BOULDER, the community, is a fascinating mosaic of many elements some of them unique, some of them reminiscent of other places but it is not one-dimensional, nor is it simple.
To some, Boulder is nothing more than a New Age fantasyland of rainbows and unicorns; to others, a reflexively liberal yet upscale, even elite, enclave; to still others, a vibrant, clean, green and intellectually progressive community.
In recent years, it has also become a powerful magnet for Jews who have been busily creating an energetic new community here, embracing a wide spectrum of Jewish lifestyles and belief systems, ranging all the way from traditional to experimental.
So how are these many and various Jews most of them relative newcomers being welcomed and received in this fair city by the Flatirons?
The answer, like the city itself, is not simple.
ONE or two decades ago, many Colorado Jews might have expressed a degree of anxiety concerning Boulders attitudes toward Jews.
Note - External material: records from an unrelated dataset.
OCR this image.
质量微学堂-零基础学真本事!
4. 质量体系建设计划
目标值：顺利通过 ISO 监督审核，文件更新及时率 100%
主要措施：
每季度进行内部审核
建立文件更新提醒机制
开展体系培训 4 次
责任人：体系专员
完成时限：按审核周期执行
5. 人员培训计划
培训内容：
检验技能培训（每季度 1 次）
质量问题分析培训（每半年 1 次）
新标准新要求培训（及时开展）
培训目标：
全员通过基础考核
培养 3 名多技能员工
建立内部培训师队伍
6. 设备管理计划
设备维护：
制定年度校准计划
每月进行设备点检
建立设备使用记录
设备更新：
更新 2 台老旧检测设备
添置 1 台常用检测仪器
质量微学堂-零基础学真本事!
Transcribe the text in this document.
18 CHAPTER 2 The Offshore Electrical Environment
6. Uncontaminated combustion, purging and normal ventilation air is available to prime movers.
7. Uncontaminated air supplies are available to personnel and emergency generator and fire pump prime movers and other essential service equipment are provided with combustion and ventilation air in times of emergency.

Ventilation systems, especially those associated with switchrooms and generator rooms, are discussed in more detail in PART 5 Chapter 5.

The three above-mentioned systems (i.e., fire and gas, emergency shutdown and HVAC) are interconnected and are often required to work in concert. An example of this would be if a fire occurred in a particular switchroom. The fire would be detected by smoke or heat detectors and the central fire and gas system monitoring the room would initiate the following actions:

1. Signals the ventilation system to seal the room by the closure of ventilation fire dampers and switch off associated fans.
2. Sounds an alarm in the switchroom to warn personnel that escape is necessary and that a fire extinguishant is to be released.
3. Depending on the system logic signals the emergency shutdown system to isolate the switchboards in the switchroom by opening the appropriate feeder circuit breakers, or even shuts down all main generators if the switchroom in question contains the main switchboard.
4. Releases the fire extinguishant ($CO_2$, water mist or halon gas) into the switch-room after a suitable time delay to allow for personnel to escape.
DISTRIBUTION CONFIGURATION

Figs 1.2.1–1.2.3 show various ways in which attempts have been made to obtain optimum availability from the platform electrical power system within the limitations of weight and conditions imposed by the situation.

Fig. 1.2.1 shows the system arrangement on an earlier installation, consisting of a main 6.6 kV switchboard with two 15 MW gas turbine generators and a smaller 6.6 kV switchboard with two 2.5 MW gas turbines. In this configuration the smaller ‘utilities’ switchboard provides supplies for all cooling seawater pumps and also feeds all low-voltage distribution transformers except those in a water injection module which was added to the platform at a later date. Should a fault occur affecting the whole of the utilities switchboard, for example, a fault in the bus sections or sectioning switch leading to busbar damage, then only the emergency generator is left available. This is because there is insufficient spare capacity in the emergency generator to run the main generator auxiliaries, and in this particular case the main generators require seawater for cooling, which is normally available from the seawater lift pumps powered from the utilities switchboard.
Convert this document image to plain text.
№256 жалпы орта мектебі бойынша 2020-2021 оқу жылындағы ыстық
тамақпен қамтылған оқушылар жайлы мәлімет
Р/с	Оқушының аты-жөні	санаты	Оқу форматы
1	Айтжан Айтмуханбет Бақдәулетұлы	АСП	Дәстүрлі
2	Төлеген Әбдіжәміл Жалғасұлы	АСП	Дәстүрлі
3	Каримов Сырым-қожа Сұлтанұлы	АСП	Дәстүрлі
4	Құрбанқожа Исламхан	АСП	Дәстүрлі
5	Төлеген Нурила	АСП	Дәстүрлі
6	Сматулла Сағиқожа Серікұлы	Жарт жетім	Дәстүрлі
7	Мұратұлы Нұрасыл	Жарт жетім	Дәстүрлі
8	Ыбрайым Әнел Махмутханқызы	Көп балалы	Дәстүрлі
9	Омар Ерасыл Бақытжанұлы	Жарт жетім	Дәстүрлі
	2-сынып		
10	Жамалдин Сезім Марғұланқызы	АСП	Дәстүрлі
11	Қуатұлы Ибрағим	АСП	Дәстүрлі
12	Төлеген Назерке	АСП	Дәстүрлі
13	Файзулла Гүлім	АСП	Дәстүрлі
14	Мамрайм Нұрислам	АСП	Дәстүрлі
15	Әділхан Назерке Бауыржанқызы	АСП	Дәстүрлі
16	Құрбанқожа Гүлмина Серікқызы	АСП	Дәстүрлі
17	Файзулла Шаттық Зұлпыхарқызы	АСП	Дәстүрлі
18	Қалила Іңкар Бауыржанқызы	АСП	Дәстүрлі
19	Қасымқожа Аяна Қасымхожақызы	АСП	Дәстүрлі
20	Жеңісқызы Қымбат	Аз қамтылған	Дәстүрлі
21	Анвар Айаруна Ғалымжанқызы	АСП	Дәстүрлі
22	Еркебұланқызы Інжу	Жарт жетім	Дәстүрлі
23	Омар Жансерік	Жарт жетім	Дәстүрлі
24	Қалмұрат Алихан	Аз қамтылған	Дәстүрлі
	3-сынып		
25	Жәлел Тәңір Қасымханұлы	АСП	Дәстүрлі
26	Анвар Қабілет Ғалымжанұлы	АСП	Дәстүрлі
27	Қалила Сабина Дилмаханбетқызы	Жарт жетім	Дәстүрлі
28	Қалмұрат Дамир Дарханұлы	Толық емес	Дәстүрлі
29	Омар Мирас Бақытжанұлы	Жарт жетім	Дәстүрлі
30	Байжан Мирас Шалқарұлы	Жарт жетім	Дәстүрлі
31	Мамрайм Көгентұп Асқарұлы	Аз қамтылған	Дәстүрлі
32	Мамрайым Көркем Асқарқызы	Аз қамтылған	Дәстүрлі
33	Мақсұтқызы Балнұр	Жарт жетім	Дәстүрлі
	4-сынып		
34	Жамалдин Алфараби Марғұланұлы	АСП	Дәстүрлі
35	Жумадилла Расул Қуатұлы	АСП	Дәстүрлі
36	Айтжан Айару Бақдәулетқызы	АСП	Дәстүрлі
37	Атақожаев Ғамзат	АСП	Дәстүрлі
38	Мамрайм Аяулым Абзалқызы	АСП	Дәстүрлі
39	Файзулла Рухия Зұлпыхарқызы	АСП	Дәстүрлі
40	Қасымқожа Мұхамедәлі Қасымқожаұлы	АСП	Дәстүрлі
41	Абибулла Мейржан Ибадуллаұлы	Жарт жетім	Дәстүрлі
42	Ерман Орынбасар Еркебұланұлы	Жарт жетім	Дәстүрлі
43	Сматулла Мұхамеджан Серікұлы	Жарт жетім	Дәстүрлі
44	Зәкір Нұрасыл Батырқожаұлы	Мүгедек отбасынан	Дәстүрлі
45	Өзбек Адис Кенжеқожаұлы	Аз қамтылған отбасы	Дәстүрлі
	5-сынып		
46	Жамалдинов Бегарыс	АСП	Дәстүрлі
Around the turn of the last century, there was a spate of clearly anti-Semitic incidents in Boulder swastika spray-paintings, vandalism at a campus sukkah and similar incidents, some of which bore an uncomfortably white supremacist or fascistic character.
They coincided with incidents that were directed toward other minorities, African Americans in particular, some of which were violent, all of which collectively attracted considerable community and media attention.
The city of Boulder, along with the University of Colorado and various community organizations, responded quickly, launching an array of programs and campaigns to promote tolerance and oppose its opposite.